Mais cette illusion de toute-puissance ne durera qu’un an. Juste le temps que les équilibres internes basculent, que les clans rivaux reprennent l’ascendant. Et le voilà aujourd’hui précipité de son piédestal, victime du système impitoyable qu’il a lui-même contribué à bâtir.

La prison de Blida, qu’il a tant de fois utilisée comme instrument de répression, l’attend désormais. L’homme qui incarnait l’ombre, la peur, la brutalité froide du régime algérien, s’apprête à goûter à son propre poison.
 

Un ancien bagnard à la succession
À peine le général Abdelkader Haddad, alias « Nacer El-Djen », éjecté de la direction de la Sécurité intérieure, qu’un autre personnage tout aussi sulfureux reprend le flambeau : le général-major Abdelkader Ourabia, plus connu sous son nom de guerre, « Hassan ». Un nom qui inspire la terreur à ceux qui connaissent les arcanes les plus sombres de l’armée algérienne, tant il est associé aux pratiques les plus brutales des années de plomb.

L’ironie est glaçante : Hassan est un ancien détenu militaire.
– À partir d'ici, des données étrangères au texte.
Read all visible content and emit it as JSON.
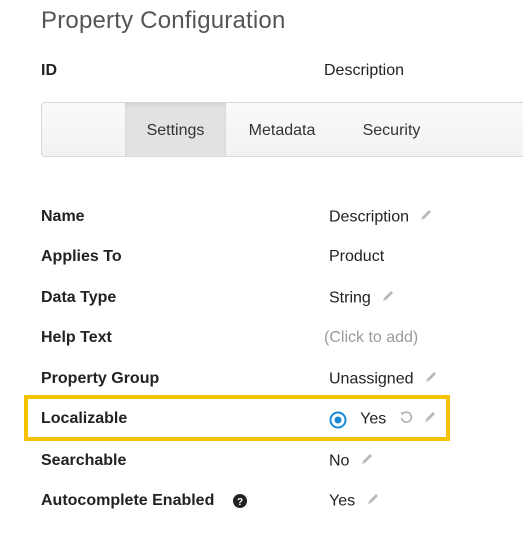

Il a lui-même séjourné pendant cinq longues années dans l’établissement pénitentiaire de Blida, cette même prison qui guette désormais son prédécesseur. Durant la décennie noire des années 1990, il dirigeait le tristement célèbre escadron de la mort du Centre Principal Militaire d’Investigation (CPMI) de Ben Aknoun, véritable centrale de torture nichée sur les hauteurs d’Alger. C’est là que se sont illustrés les pires bourreaux des services de sécurité, dont justement Nacer El-Djen. Une macabre filiation.

Avant sa chute en 2015, Hassan avait gravi les échelons du Département du renseignement et de la sécurité (DRS), notamment en tant que chef du Service de coordination opérationnelle et du renseignement antiterroriste (SCORAT). Il était alors un proche du général Mohamed Mediene, dit « Toufik », tout-puissant patron du DRS jusqu’à sa disgrâce.
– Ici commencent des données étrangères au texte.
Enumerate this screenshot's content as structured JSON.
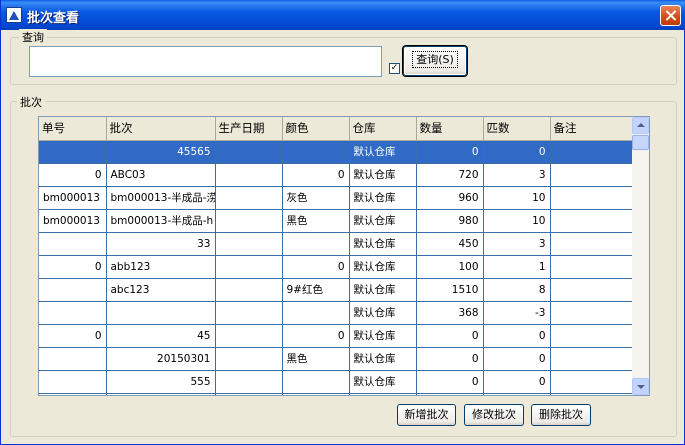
{
  "window": {
    "title": "批次查看"
  },
  "search_group": {
    "legend": "查询",
    "input_value": "",
    "check_mark": "✓",
    "query_button": "查询(S)"
  },
  "batch_group": {
    "legend": "批次"
  },
  "grid": {
    "columns": [
      "单号",
      "批次",
      "生产日期",
      "颜色",
      "仓库",
      "数量",
      "匹数",
      "备注"
    ],
    "rows": [
      [
        "",
        "45565",
        "",
        "",
        "默认仓库",
        "0",
        "0",
        ""
      ],
      [
        "0",
        "ABC03",
        "",
        "0",
        "默认仓库",
        "720",
        "3",
        ""
      ],
      [
        "bm000013",
        "bm000013-半成品-涝",
        "",
        "灰色",
        "默认仓库",
        "960",
        "10",
        ""
      ],
      [
        "bm000013",
        "bm000013-半成品-h",
        "",
        "黑色",
        "默认仓库",
        "980",
        "10",
        ""
      ],
      [
        "",
        "33",
        "",
        "",
        "默认仓库",
        "450",
        "3",
        ""
      ],
      [
        "0",
        "abb123",
        "",
        "0",
        "默认仓库",
        "100",
        "1",
        ""
      ],
      [
        "",
        "abc123",
        "",
        "9#红色",
        "默认仓库",
        "1510",
        "8",
        ""
      ],
      [
        "",
        "",
        "",
        "",
        "默认仓库",
        "368",
        "-3",
        ""
      ],
      [
        "0",
        "45",
        "",
        "0",
        "默认仓库",
        "0",
        "0",
        ""
      ],
      [
        "",
        "20150301",
        "",
        "黑色",
        "默认仓库",
        "0",
        "0",
        ""
      ],
      [
        "",
        "555",
        "",
        "",
        "默认仓库",
        "0",
        "0",
        ""
      ],
      [
        "",
        "",
        "",
        "",
        "",
        "",
        "",
        ""
      ]
    ],
    "selected_row": 0
  },
  "buttons": {
    "add": "新增批次",
    "edit": "修改批次",
    "delete": "删除批次"
  },
  "colors": {
    "title_bar": "#0858e2",
    "selection": "#316ac5",
    "window_bg": "#ece9d8",
    "grid_line": "#3a6ea5"
  }
}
Mais le vent tourne vite dans les couloirs obscurs du pouvoir algérien. Le 27 août 2015, Abdelkader Ourabia est arrêté chez lui et transféré dès le lendemain devant le tribunal militaire de Blida. Accusé de « destruction de documents » sensibles et « infraction aux consignes militaires », il est placé en détention. Son dossier est ensuite transféré au tribunal militaire d’Oran, conformément à l’article 30 du Code de justice militaire, qui stipule qu’un officier supérieur au grade de capitaine doit être jugé hors de sa zone d’affectation. À l’issue de son procès, il écope de cinq ans de prison ferme.
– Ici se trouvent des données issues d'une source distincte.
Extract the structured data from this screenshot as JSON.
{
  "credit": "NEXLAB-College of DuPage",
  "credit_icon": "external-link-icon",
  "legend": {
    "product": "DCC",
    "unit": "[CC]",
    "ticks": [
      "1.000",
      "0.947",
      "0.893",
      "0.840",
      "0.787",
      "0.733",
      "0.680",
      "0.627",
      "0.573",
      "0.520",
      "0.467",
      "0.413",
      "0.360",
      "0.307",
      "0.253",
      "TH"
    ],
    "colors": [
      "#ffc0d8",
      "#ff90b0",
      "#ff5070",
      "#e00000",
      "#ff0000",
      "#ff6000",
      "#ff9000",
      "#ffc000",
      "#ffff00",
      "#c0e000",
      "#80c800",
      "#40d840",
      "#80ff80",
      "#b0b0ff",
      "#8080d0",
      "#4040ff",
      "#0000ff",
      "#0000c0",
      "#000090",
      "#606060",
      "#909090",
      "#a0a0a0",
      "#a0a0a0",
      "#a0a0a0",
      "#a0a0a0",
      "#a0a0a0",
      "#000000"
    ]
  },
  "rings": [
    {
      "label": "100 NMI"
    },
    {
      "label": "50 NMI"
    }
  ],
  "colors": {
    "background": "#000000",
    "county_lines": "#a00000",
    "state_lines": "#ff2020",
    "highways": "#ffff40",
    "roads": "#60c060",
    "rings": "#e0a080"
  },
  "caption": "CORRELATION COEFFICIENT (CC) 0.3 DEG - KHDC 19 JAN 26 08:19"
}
Condamné, incarcéré, puis libéré dans la discrétion, il revient aujourd’hui dans les plus hautes sphères sécuritaires comme si de rien n’était. Une résurrection militaire qui en dit long sur la nature profondément déliquescente du régime. Comme si, au sein d’une armée de plus de 520 000 hommes, on ne parvenait pas à désigner un responsable au passé propre, à la probité intacte, au casier judiciaire vierge.

Ce retour en grâce d’un ancien chef de la terreur institutionnalisée jette une lumière crue sur l’état d’une institution militaire gangrenée par l’impunité. Il confirme que, dans l’Algérie des généraux, la récidive n’est pas un obstacle à la promotion. Bien au contraire : elle est souvent une condition de loyauté. Ceux qui ont du sang sur les mains sont jugés plus fiables que ceux qui ont gardé les leurs propres. Dans cette armée-là, ce n’est pas la compétence qui prévaut, ni même la discipline, mais le passé partagé dans le crime et le silence.

La nomination du général Hassan n’est pas seulement une aberration judiciaire ou morale. Elle est le reflet fidèle d’un système verrouillé, où les responsabilités les plus sensibles sont confiées non pas à ceux qui protègent la nation, mais à ceux qui savent jusqu’où on peut aller pour protéger le régime.